Alex S.
Alex S.

Reputation: 23

Can I see all attributes of a pyplot without showing the graph?

I am working on developing homework as a TA for a course at my university.

We are using Otter Grader (an extension of OKPy) to grade student submissions of guided homework we provide through Jupyter Notebooks.

Students are being asked to plot horizontal lines on their plots using matplotlib.pyplot.axhline(), and I am hoping to use an assert call to determine whether they added the horizontal line to their plots.

Is there a way to see all attributes that have been added to a pyplot in matplotlib?

Upvotes: 2

Views: 286

Answers (1)

Gabe Morris
Gabe Morris

Reputation: 872

I don't believe there is a way to see if the axhline attribute has been used or not, but there is a way to see if the lines are horizontal by accessing all the line2D objects using the lines attribute.
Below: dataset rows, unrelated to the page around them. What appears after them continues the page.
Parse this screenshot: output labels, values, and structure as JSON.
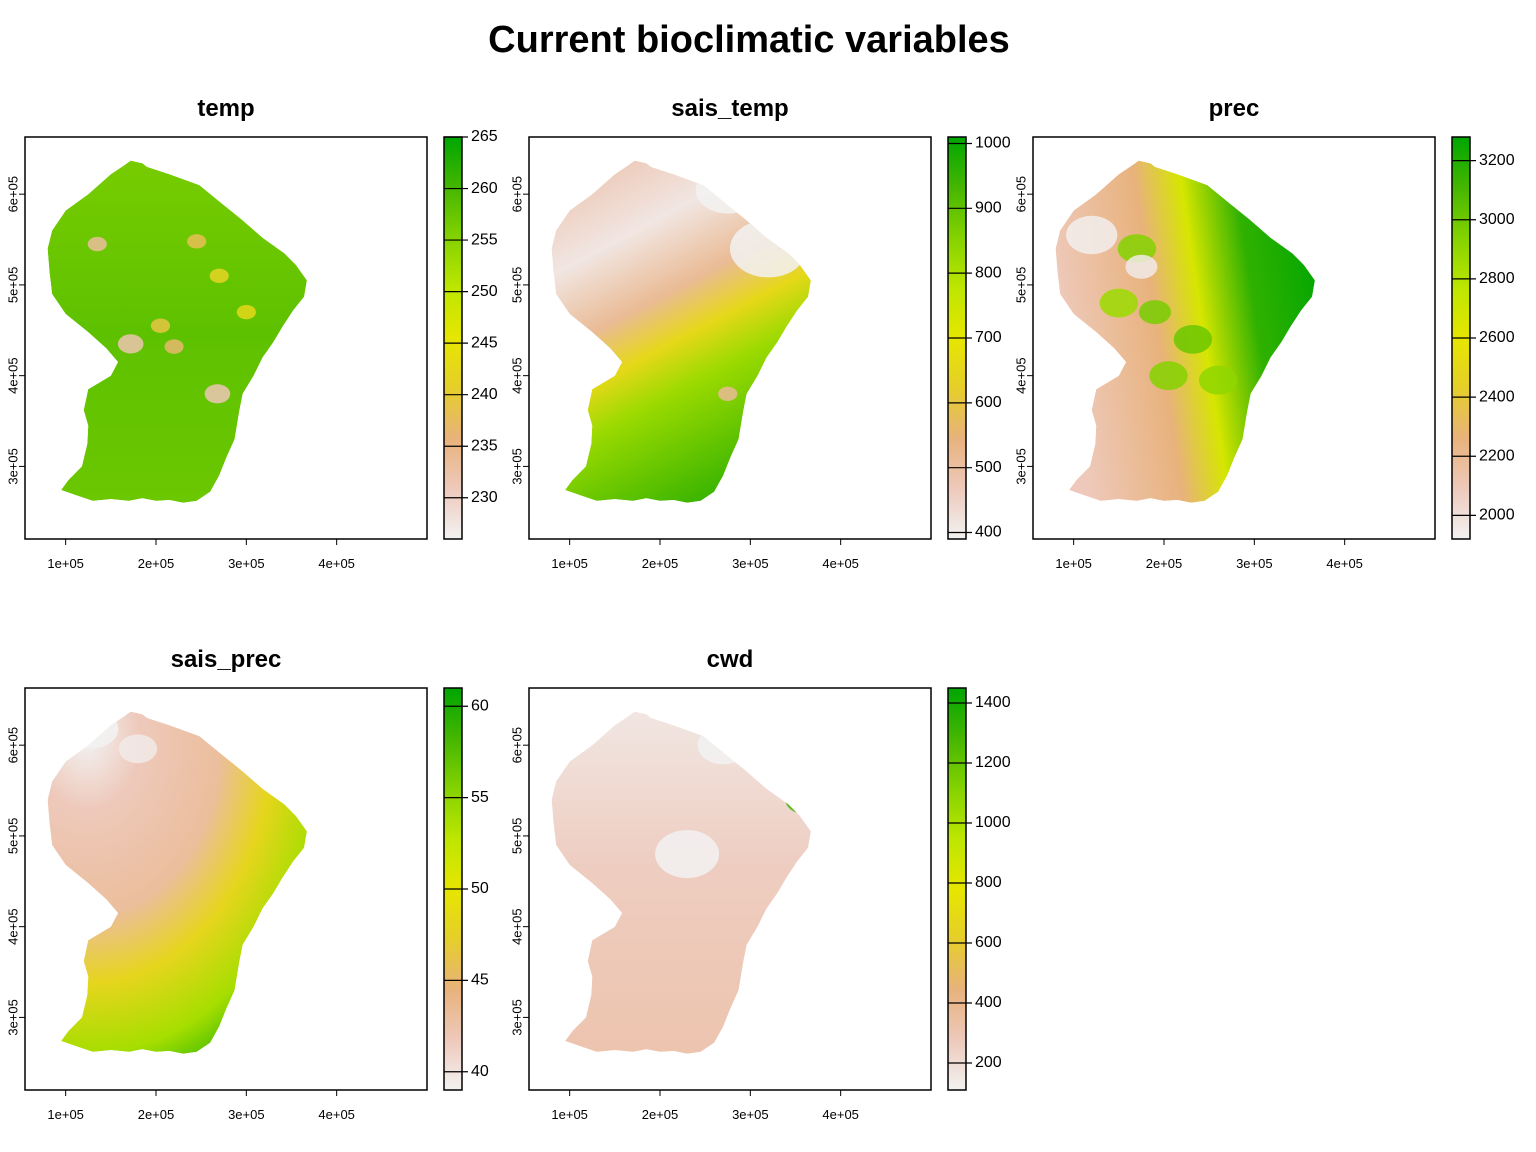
{
  "title": "Current bioclimatic variables",
  "colors": {
    "ramp": [
      "#F2F2F2",
      "#EEC9BB",
      "#E8B27C",
      "#E6CE2A",
      "#E6E600",
      "#BDE600",
      "#84D200",
      "#45B600",
      "#00A600"
    ]
  },
  "chart_data": [
    {
      "type": "heatmap",
      "title": "temp",
      "x_ticks": [
        "1e+05",
        "2e+05",
        "3e+05",
        "4e+05"
      ],
      "y_ticks": [
        "3e+05",
        "4e+05",
        "5e+05",
        "6e+05"
      ],
      "legend": {
        "ticks": [
          "230",
          "235",
          "240",
          "245",
          "250",
          "255",
          "260",
          "265"
        ],
        "min": 226,
        "max": 265
      }
    },
    {
      "type": "heatmap",
      "title": "sais_temp",
      "x_ticks": [
        "1e+05",
        "2e+05",
        "3e+05",
        "4e+05"
      ],
      "y_ticks": [
        "3e+05",
        "4e+05",
        "5e+05",
        "6e+05"
      ],
      "legend": {
        "ticks": [
          "400",
          "500",
          "600",
          "700",
          "800",
          "900",
          "1000"
        ],
        "min": 390,
        "max": 1010
      }
    },
    {
      "type": "heatmap",
      "title": "prec",
      "x_ticks": [
        "1e+05",
        "2e+05",
        "3e+05",
        "4e+05"
      ],
      "y_ticks": [
        "3e+05",
        "4e+05",
        "5e+05",
        "6e+05"
      ],
      "legend": {
        "ticks": [
          "2000",
          "2200",
          "2400",
          "2600",
          "2800",
          "3000",
          "3200"
        ],
        "min": 1920,
        "max": 3280
      }
    },
    {
      "type": "heatmap",
      "title": "sais_prec",
      "x_ticks": [
        "1e+05",
        "2e+05",
        "3e+05",
        "4e+05"
      ],
      "y_ticks": [
        "3e+05",
        "4e+05",
        "5e+05",
        "6e+05"
      ],
      "legend": {
        "ticks": [
          "40",
          "45",
          "50",
          "55",
          "60"
        ],
        "min": 39,
        "max": 61
      }
    },
    {
      "type": "heatmap",
      "title": "cwd",
      "x_ticks": [
        "1e+05",
        "2e+05",
        "3e+05",
        "4e+05"
      ],
      "y_ticks": [
        "3e+05",
        "4e+05",
        "5e+05",
        "6e+05"
      ],
      "legend": {
        "ticks": [
          "200",
          "400",
          "600",
          "800",
          "1000",
          "1200",
          "1400"
        ],
        "min": 110,
        "max": 1450
      }
    }
  ]
}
import matplotlib.pyplot as plt
import numpy as np


def is_horizontal(line2d):
    x, y = line2d.get_data()
    y = np.array(y)  # The axhline method does not return data as a numpy array
    y_bool = y == y[0]  # Returns a boolean array of True or False if the first number equals all the other numbers
    return np.all(y_bool)


t = np.linspace(-10, 10, 1000)

plt.plot(t, t**2)
plt.plot(t, t)
plt.axhline(y=5, xmin=-10, xmax=10)

ax = plt.gca()

assert any(map(is_horizontal, ax.lines)), 'There are no horizontal lines on the plot.'

plt.show()

This code will raise the error if there is not at least one line2D object that contains data in which all the y values are the same.

Note that in order for the above to work, the axhline attribute has to be used instead of the hlines method. The hlines method does not add the line2D object to the axes object.